Minggu, 23 Desember 2007

Siluet 'Sang Pemimpi'

Hari Minggu, 23 Desember ini kami sudah ditinggal bertiga sejak pagi. Suami saya pergi ke acara penting yang sudah lama diagendakan. Jika keluarga lain menjadikan hari Minggu sebagai liburan bersama, kami sedikit berbeda. Jadwal kami bukan ditentukan oleh hari-hari kerja umum, tapi oleh agenda-agenda yang kami buat sendiri. Bisa jadi justru di hari Senin kami bisa bersama-sama, tapi di hari Sabtu dan Minggu kami malah bekerja.
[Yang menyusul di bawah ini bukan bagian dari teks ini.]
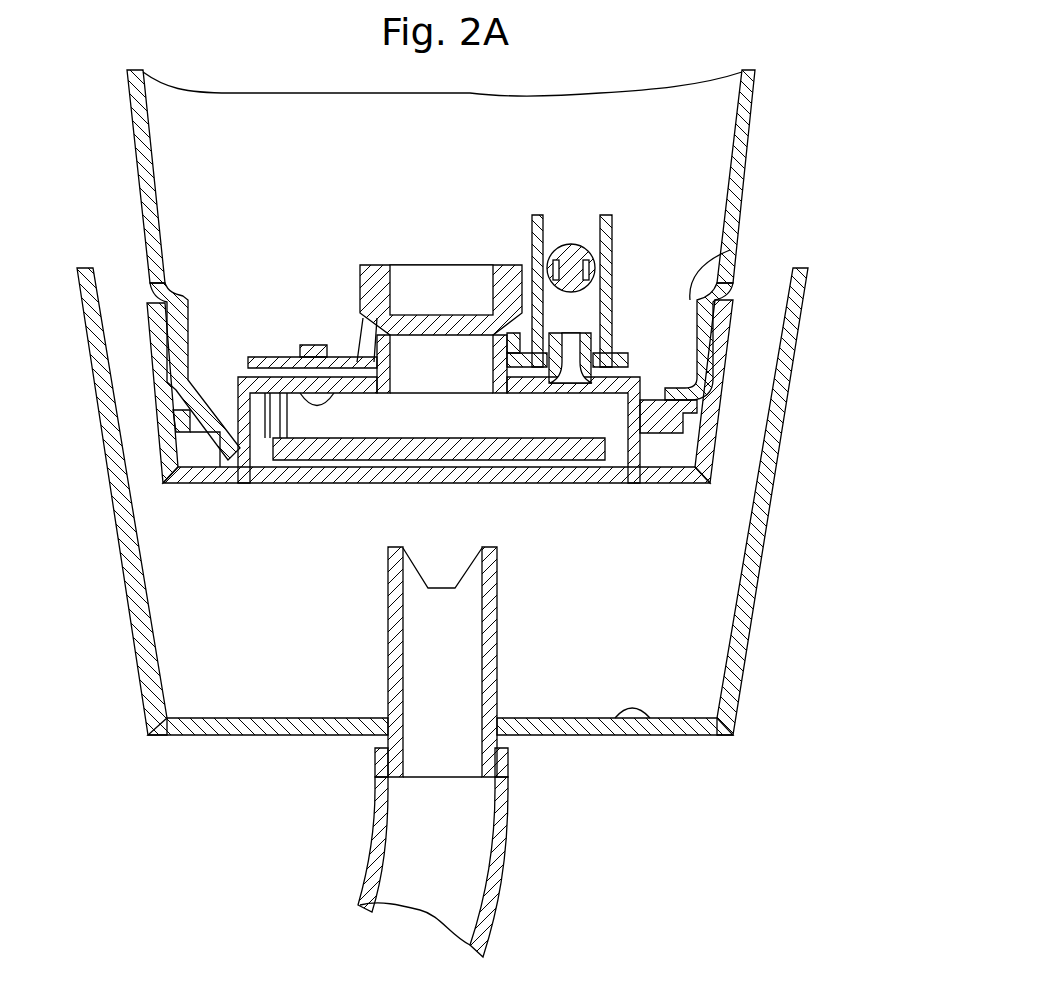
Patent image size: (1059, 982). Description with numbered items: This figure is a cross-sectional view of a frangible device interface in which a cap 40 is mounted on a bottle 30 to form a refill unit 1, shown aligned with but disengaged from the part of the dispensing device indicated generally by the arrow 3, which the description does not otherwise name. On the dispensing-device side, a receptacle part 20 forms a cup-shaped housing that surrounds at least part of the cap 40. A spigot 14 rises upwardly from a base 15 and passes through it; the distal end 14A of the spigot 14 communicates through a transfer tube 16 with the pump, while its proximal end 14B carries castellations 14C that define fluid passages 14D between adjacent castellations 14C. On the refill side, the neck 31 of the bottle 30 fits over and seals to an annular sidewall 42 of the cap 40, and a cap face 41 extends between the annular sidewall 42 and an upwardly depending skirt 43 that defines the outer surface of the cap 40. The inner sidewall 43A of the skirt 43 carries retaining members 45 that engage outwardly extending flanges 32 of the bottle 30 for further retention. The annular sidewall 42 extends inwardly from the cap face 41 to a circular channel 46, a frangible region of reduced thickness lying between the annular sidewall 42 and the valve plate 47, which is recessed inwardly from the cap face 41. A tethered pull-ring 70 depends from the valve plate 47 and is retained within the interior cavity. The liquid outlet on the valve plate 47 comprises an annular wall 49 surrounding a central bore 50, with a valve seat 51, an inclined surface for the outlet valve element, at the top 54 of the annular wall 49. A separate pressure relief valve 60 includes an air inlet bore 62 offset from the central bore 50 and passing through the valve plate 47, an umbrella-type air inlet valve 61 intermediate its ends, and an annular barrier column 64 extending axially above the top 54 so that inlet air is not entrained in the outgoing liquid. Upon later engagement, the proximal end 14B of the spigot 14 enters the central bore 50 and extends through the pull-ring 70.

The refill unit 1 is at (118, 145).
The outlet assembly 3 is at (530, 624).
The spigot 14 is at (396, 700).
The distal end 14A is at (385, 760).
The proximal end 14B is at (497, 572).
The castellations 14C is at (404, 577).
The fluid passages 14D is at (432, 540).
The base 15 is at (640, 716).
The transfer tube 16 is at (505, 830).
The receptacle part 20 is at (758, 556).
The bottle 30 is at (748, 128).
The neck 31 is at (655, 470).
The flanges 32 is at (182, 437).
The cap 40 is at (727, 343).
The cap face 41 is at (172, 485).
The annular sidewall 42 is at (255, 473).
The skirt 43 is at (152, 366).
The inner sidewall 43A is at (187, 322).
The retaining members 45 is at (700, 410).
The circular channel 46 is at (264, 395).
The valve plate 47 is at (290, 395).
The annular wall 49 is at (393, 380).
The central bore 50 is at (428, 376).
The valve seat 51 is at (393, 330).
The top 54 is at (366, 320).
The pressure relief valve 60 is at (584, 192).
The air inlet valve 61 is at (568, 246).
The air inlet bore 62 is at (572, 385).
The annular barrier column 64 is at (610, 228).
The tethered pull-ring 70 is at (330, 452).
Ya, begitulah kiranya khas para pekerja mandiri. Semua menjadi lebih fleksibel.

Uniknya di minggu ini, anak-anak terasa lebih kooperatif. Papanya pergi mereka santai, cium tangan dan ucapan selamat jalan begitu lancar. Si kecil Luqman yang biasanya melarang papanya pergi, kali ini terlihat rela. Dia langsung melesat, berlari menuju rumah temannya yang hanya terpisah satu rumah dari rumah kami.
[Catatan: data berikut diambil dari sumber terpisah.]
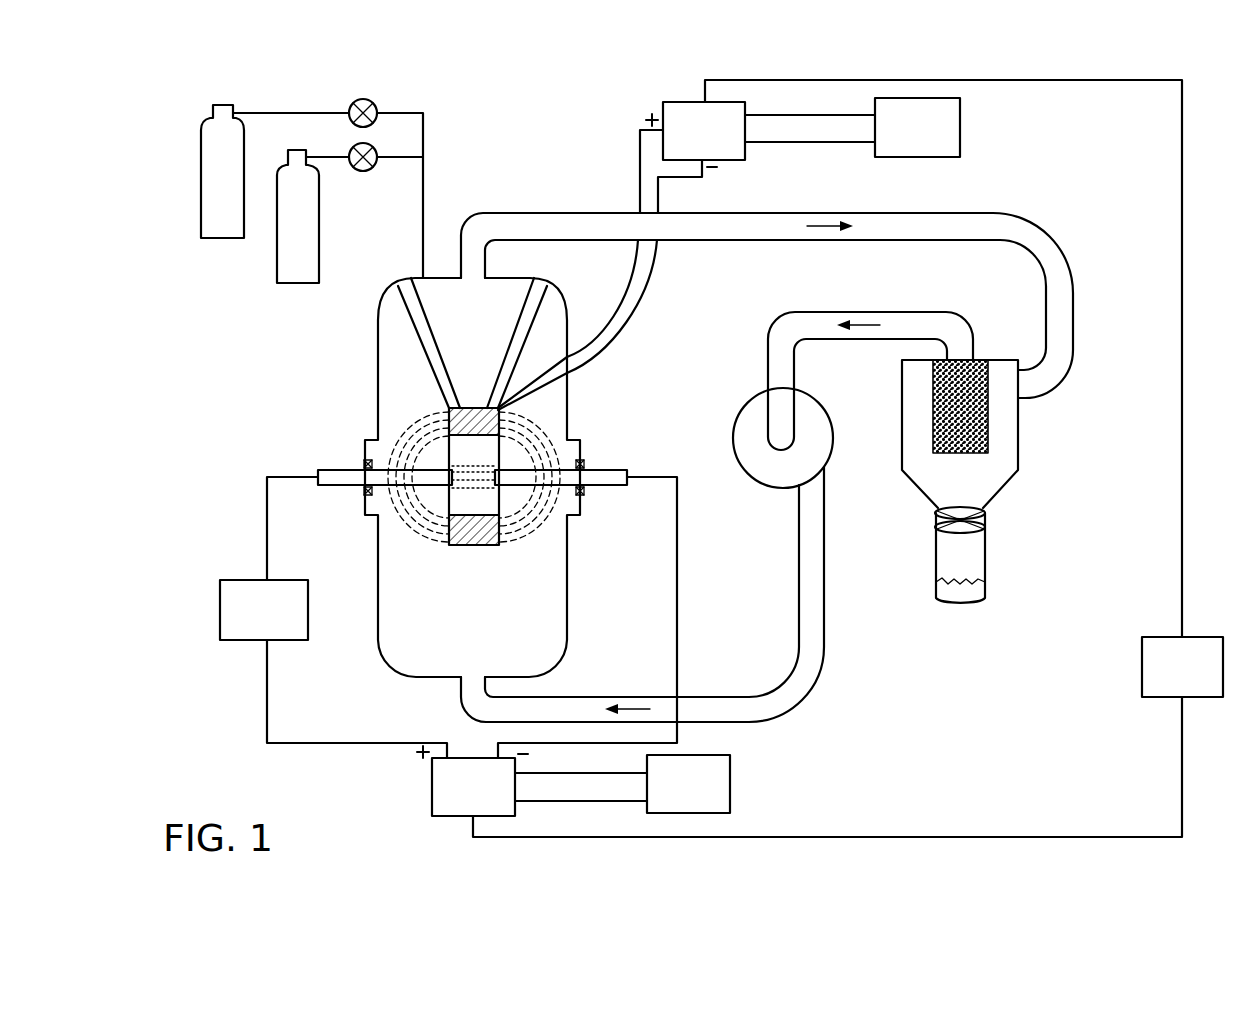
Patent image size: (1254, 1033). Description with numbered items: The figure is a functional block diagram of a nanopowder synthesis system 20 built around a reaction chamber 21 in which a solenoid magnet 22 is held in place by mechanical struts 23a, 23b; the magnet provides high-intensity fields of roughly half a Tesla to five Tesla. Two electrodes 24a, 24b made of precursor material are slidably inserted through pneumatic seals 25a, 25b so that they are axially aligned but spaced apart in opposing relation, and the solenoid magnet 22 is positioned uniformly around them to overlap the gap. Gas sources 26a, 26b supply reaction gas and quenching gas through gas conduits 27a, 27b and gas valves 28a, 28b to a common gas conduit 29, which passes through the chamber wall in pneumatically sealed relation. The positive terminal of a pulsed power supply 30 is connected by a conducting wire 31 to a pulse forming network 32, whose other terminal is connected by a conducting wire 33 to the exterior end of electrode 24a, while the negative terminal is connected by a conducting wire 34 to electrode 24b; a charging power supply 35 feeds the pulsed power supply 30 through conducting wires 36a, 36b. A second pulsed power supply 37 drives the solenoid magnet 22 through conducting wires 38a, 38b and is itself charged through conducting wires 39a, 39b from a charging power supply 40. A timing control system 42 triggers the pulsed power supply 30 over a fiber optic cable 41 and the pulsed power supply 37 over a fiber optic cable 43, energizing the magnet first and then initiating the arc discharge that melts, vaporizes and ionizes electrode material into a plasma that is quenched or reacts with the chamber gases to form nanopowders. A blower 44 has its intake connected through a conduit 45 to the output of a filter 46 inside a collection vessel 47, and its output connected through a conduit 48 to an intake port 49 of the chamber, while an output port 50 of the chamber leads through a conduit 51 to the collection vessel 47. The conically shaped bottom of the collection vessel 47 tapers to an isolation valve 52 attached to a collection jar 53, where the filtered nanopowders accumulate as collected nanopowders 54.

The nanopowder synthesis system 20 is at (779, 193).
The reaction chamber 21 is at (567, 300).
The solenoid magnet 22 is at (449, 410).
The mechanical strut 23a is at (429, 342).
The mechanical strut 23b is at (516, 343).
The electrode 24a is at (331, 467).
The electrode 24b is at (613, 467).
The pneumatic seal 25a is at (364, 492).
The pneumatic seal 25b is at (581, 494).
The gas source 26a is at (222, 235).
The gas source 26b is at (298, 270).
The gas conduit 27a is at (250, 113).
The gas conduit 27b is at (328, 157).
The gas valve 28a is at (373, 103).
The gas valve 28b is at (371, 168).
The gas conduit 29 is at (424, 196).
The pulsed power supply 30 is at (432, 790).
The conducting wire 31 is at (294, 743).
The pulse forming network 32 is at (220, 607).
The conducting wire 33 is at (267, 520).
The conducting wire 34 is at (677, 636).
The charging power supply 35 is at (731, 788).
The conducting wire 36a is at (577, 773).
The conducting wire 36b is at (550, 801).
The pulsed power supply 37 is at (672, 104).
The conducting wire 38a is at (640, 170).
The conducting wire 38b is at (658, 196).
The conducting wire 39a is at (796, 115).
The conducting wire 39b is at (796, 143).
The charging power supply 40 is at (961, 125).
The fiber optic cable 41 is at (905, 837).
The timing control system 42 is at (1198, 637).
The fiber optic cable 43 is at (1183, 215).
The blower 44 is at (736, 430).
The conduit 45 is at (893, 312).
The filter 46 is at (947, 438).
The collection vessel 47 is at (1003, 360).
The conduit 48 is at (825, 652).
The intake port 49 is at (478, 668).
The output port 50 is at (474, 276).
The conduit 51 is at (920, 213).
The isolation valve 52 is at (960, 509).
The collection jar 53 is at (975, 550).
The collected nanopowders 54 is at (960, 596).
Saya menghentikan sementara pekerjaan yang belum kelar. Hari ini saya meniatkan diri untuk membaca. Buku kedua Andrea Hirata yang saya beli hari Jumat (21/12) "Sang Pemimpi", menyisakan tiga per empat bagian untuk dituntaskan. Dan... seperti halnya Laskar Pelangi, saya menemukan di sana kalimat-kalimat 'sakti' yang menggugah kesadaran. Persahabatan dan saling berbagi membuat saya iri. Keberanian untuk bermimpi yang disuguhkan Andrea membuat saya berusaha menata kembali jalan pikiran yang selama ini tak terarah. Pelajaran berharga: Jangan remehkan siapapun, jangan segan untuk membantu siapapun, jangan takut untuk bermimpi.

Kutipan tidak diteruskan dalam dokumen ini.